Okay, okay, that headline may be overstating things a bit. But a new study by researchers at the University of Oxford suggests that social media – despite its apparent efficiency in enabling us to communicate with large groups of people – can’t overcome our basic psychosocial wiring, which limits us to relationships with roughly 150-200 individuals.
The article, titled “Do online social media cut through the constraints that limit the size of offline social networks?” investigates social media in the context of the “social brain” hypothesis, which states that there is a characteristic or average size for human social networks. The limit of roughly 200 relationships is imposed by the time and cognitive effort required to maintain each relationship; when the number is exceeded, the time available to keep up relationships falls below a minimum level and the quality of relationships begins to suffer.
With the rise of social media, some have suggested that this rule might be revised, since many of the activities involved in maintaining a relationship – including verbal communication, emotional support, and simple acknowledgement – can be carried out on social media on a larger scale, and with less time investment, than the traditional means of face-to-face interactions. However skeptics say our brains still impose a basic cognitive limit on social network size.
To determine whether this is the case, the researchers conducted two random surveys, including one of 2,000 social media users and another of 1,375 business professionals who regularly have face-to-face meetings. Respondents were asked roughly how many friends they have on Facebook, then how many of these they considered close friends, as well as how many they would go to for advice or sympathy in a time of distress.
The researchers found that the average number of Facebook friends was 155.2 in the first sample and 182.8, both close to the ideal value of 150 suggested by the social brain hypothesis. Interestingly women listed more Facebook friends than men in both samples (165.5 versus 145 in the first sample and 196.2 versus 156.6 in the second).
Furthermore, the average numbers respondents said they considered close friends and people they would go to for advice (4.1 and 13.6 in the first sample) closely mirror the ideal values of roughly five and 15 suggested by the social brain hypothesis, which relies on a hierarchical relationship model. On average respondents in sample one also said they only considered 28% of their Facebook friends to be true friends, roughly corresponding to the third tier value of around 50.

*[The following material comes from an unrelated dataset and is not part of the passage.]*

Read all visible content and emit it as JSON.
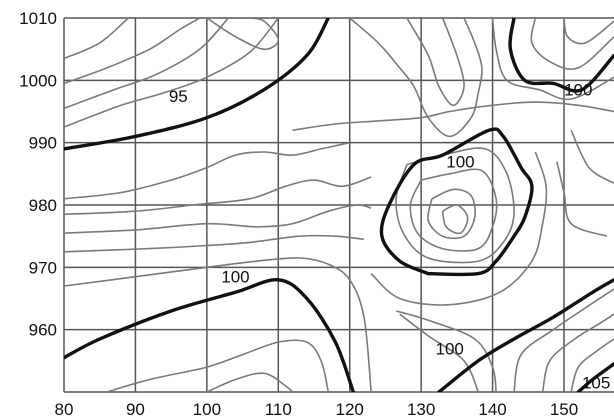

The researchers note: “Respondents who had unusually large networks did not increase the numbers of close friendships they had, but rather added more loosely defined acquaintances into their friendship circle simply because most social media sites do not allow one to differentiate between these layers.”
On that note, the rise of new social networks may in fact reflect these constraints: “It is perhaps worth noting that there has been a notable tendency for teenagers to move away from using Facebook as a social environment and to make use of media like Snapchat, WeChat, Vine, Flickr and Instagram instead, with Facebook being reserved mainly for managing social arrangements. It is not yet entirely clear what has driven this, but the fact that Facebook is too open to view by others seems to have been especially important. Teenagers have much smaller offline social networks than adults, and forcing them to enlarge their network with large numbers of anonymous ‘friends-of-friends’ may place significant strain on their ability to manage their networks.